Cheating VW ‘owes London £2.5m in congestion charges’
Mayor of London demands compensation from German car maker
VOLKSWAGEN FACES a £2.5m compensation demand from the mayor of London, Sadiq Khan, for congestion charge underpayments linked to the Dieselgate scandal.
Khan’s staff found that 80,000 of the 500,000 VW cars registered to London addresses were fitted with illegal defeat devices, which meant that many escaped the congestion charge for years.
The devices reduced vehicle emissions during certification tests. For models with smaller diesel engines, they were so effective that, in those tests, the pollutants and CO2 produced were well below the level where the congestion charge was incurred, so owners were able to drive in London without paying it.
When driven on the road, however, the cars emitted well above the congestion charge threshold — meaning that their owners should have paid the charge.
Transport for London said it had lost millions because of the bogus test results.
The problem affects VW-engined diesels including versions of the Audi A1 and A3, Skoda Fabia and Octavia, Seat Ibiza and Leon and VW’s Golf and Polo models.
The mayor also called on VW to offer British motorists the same compensation package given to American owners, many of whom got new cars or cash. This followed tough action by the US Department of Justice which forced Volkswagen to offer £12bn.

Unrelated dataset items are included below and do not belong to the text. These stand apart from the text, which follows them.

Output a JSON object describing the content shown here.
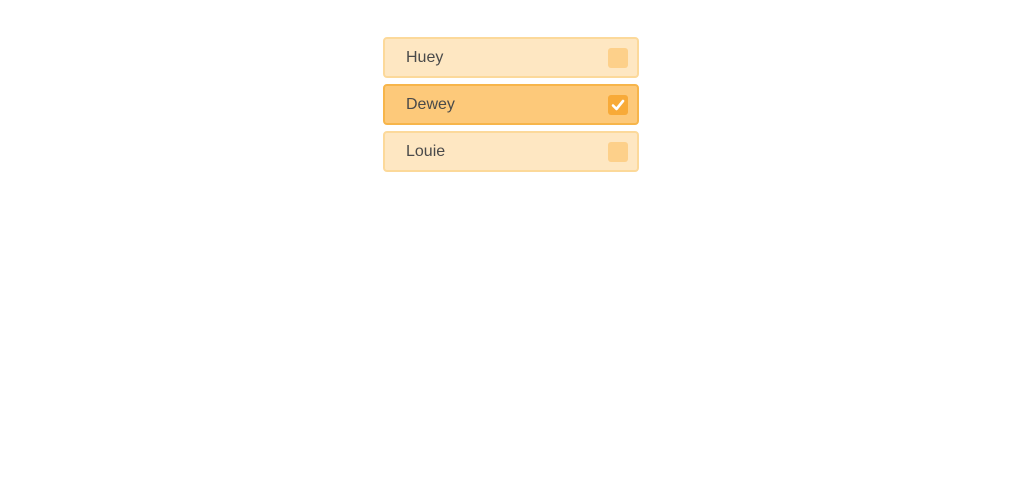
{
  "options": [
    {
      "label": "Huey",
      "checked": false
    },
    {
      "label": "Dewey",
      "checked": true
    },
    {
      "label": "Louie",
      "checked": false
    }
  ]
}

The UK government has taken no similar action, which has meant that VW has escaped penalties.
Khan has written to Paul Willis, managing director of Volkswagen UK, saying: “VW vehicles qualified for the congestion charge greener vehicle discount on the basis that they emitted less than 100g of CO2 per km and met the Euro 5 standard . . . owners of affected VW vehicles [inadvertently] claimed a discount to which they were not entitled.”
In a statement Khan added: “There is no excuse for the utter lack of action VW has taken in London since the ‘dieselgate’ scandal. I urge them to reimburse TfL the £2.5m lost in congestion charge revenue.
“I also want a commitment to fully compensate the thousands of Londoners who bought VW cars in good faith, but whose engines contribute to London’s killer air.”
The carmaker said: “Volkswagen products perform well in independent real world emissions testing against new cars in general. It is therefore difficult to understand why our products might be singled out for pollution penalties.”